Britain's anti-doping chiefs have hit back after an influential group of MPs said an independent agency should take control of drugs testing in UK sport.
The Commons science and technology committee heavily criticised UK Sport, which currently runs anti-doping.
UK Sport's director of drug-free sport, John Scott, said: "The recommendation isn't backed up with evidence as to why an independent agency is required.
"My belief is firm - we are successful, and we are doing a very good job."
The committee's report, published on Thursday, said: "We are concerned at the continuation of strong perceptions within the sporting community that conflicts of interest exist.
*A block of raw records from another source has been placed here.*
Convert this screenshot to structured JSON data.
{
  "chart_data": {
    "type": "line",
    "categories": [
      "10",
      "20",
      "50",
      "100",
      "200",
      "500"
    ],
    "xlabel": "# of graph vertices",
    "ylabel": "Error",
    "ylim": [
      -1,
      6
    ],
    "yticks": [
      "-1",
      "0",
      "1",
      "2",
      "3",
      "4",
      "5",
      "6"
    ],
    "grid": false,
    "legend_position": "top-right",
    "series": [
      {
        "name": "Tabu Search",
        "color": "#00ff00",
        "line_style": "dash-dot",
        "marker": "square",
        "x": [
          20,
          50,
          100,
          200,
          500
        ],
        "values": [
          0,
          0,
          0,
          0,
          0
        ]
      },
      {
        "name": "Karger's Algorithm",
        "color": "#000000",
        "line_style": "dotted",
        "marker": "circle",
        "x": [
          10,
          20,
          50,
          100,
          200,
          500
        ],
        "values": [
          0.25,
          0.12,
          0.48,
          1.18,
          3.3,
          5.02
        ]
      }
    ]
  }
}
"We find it unacceptable that suggestions for a UK equivalent of Australia's anti-doping agency Asada should be automatically dismissed without detailed review of the benefits such an organisation could offer."
What we are lacking here is real evidence
But Scott said previous reviews - by independent consultants PMP and the Department of Culture, Media and Sport - had concluded that responsibility for anti-doping should stay with UK Sport.
"The DCMS said that there was no justification for an independent body," he said.
"I'm disappointed that the report does not add much to the debate. I feel what we are lacking here is real evidence.
"Potential conflicts can be mitigated by scrutiny, and the degree of internal and external scrutiny we go through is exceptional."
Paula Radcliffe, Britain's most successful athlete of recent years, told the BBC recently: "There needs to be an independent body with no links to any funding and federations."
But Scott said: "There is a legitimate cost issue - a new organisation would be a further burden on the system.
"The Canadian anti-doping agency deals with 40% less tests than we do, but they have 38 staff. Asada has close to 50. I have 17.
"We are also one of the most reviewed anti-doping organisations in the world. To suggest that we are not under constant review is inaccurate.
"We are continuing to put in place the best anti-doping programme we can, and the effectiveness of our programme is getting better all the time."
The Commons committee also recommended that doping offenders should be hit with four-year bans from sport, rather than the current two-year penalty.
Athletics' world governing body is also keen to extend its bans, having cut them to two years in 1997 because of civil court rulings and pressure from other sports.
Scott admitted he was sympathetic to the idea, but feared it could be difficult to implement.
"That was a very hard-fought battle in the first draft of the World Anti-Doping Agency code.
"I think it comes down to the severity of the infringement. If it's a very sophisticated attempt to cheat then it's questionable whether a two year ban is enough.
"Two years doesn't necessarily mean that the athlete is excluded from an Olympic Games, and it's that threat that is the big disincentive to doping.
"But is it achievable? We've seen very strong resistance to it in several sports.
"The debate is whether it's better to have tougher penalties in some sports, or a consensus across all sports."